Spacers, with 33–35 bp similar lengths, have relatively conservative amounts in distinct CRISPR loci. A total of 1080 spacers were identified in 27 strains, including 635, 71, 274 and 100 spacers for CRISPR1, CRISPR2, CRISPR3 and CRISPR4, respectively. CRISPR1 and CRISPR3 loci own high number of spacers. It suggests that these two types of CRISPR systems possessed the higher activity and can largely complete the gene exchange with foreign plasmids and phages DNA to fight against the threatening conditions.

The spacer arrangements of CRISPR1 and CRISPR3 presented diverse, and they could be divided into 13 types. Spacer arrangement in CRISPR2 is the most conservative. It is worth mentioning that CRISPR spacer arrangements in strains CS5, CS18, ASCC1275, DGCC 7710, KLDS SM and MN-BM-A02 are entirely the same. It was concluded that these strains exposed to similar surroundings for a long time and they have quite relative evolution relationship.

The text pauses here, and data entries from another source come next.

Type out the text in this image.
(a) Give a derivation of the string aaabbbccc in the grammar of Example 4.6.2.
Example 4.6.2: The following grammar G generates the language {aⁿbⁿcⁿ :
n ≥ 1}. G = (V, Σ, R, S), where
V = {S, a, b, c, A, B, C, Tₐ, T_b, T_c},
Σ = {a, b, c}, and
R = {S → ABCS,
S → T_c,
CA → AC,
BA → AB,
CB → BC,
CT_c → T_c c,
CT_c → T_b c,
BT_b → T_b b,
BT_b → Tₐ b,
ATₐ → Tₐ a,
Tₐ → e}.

Spacers sequences in CRISPR loci are quite diverse but rules-based with great identity with phages genomes of S. thermophilus, including bacteriophages 20617, 7201, Sfi 19, Sfi 21, and Sfi 11. Further, spacers at the 5′ end appear to be more homologous with exogenous DNA and hypervariable. In fact, it has been reported that new spacer integrations are inclined to happen at this end, although novel spacers integrating into the CRISPR middle array were noticed after undergoing a phage challenge assay (Achigar et al. 2017; Hynes et al. 2016a). The latter phenomenon has been described as ectopic spacer integration (Hynes et al. 2016b; McGinn and Marraffini 2016). Remarkably, many unique spacers were found in four CRISPR loci of our 26 tested strains in this study. In particular, a large number of spacers in CRISPR2 (57) and CRISPR4 (64) have no homology to any known S. thermophilus strains.

It seems that strain CS20 is unique in both CRISPR distribution and sequence among these 26 strains, especially in spacers. Although no CRISPR3 locus was found in CS20, it contains two CRISPR1 loci. The strain CS20 own the highest number of spacers (85) and all of its spacers belonging to the second CRISPR1 locus are unique among 26 strains. Therefore it was speculated that CS20 exposed to surroundings with more phages.

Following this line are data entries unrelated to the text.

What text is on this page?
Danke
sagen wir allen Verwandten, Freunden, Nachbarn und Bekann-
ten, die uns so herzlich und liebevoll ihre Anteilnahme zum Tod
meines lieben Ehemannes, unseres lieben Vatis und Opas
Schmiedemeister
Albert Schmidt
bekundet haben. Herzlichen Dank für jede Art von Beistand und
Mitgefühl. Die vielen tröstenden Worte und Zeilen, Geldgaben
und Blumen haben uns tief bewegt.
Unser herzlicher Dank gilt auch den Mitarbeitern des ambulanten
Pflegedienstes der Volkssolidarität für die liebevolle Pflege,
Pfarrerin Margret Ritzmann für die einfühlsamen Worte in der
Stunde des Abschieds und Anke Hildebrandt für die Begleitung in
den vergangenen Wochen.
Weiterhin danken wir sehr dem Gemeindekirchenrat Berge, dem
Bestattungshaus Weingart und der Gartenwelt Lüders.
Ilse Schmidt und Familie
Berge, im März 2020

Ultimately, the PAM sequence types and the irreplaceable role of leaders in S. thermophilus are also discussed in this paper, which will benefit a lot for the application and mechanism researches about S. thermophilus CRISPRs.

Furthermore, studies about selected CRISPR distributions in different strains will provide references for several important applications of this system, including searches for their evolution background and process, further advance of their anti-phage abilities, selection of another outstanding model CRISPR system together with both the genome modification in these strains using CRISPR/Cas system and utilization of selected CRISPR–Cas system in extensive gene editing.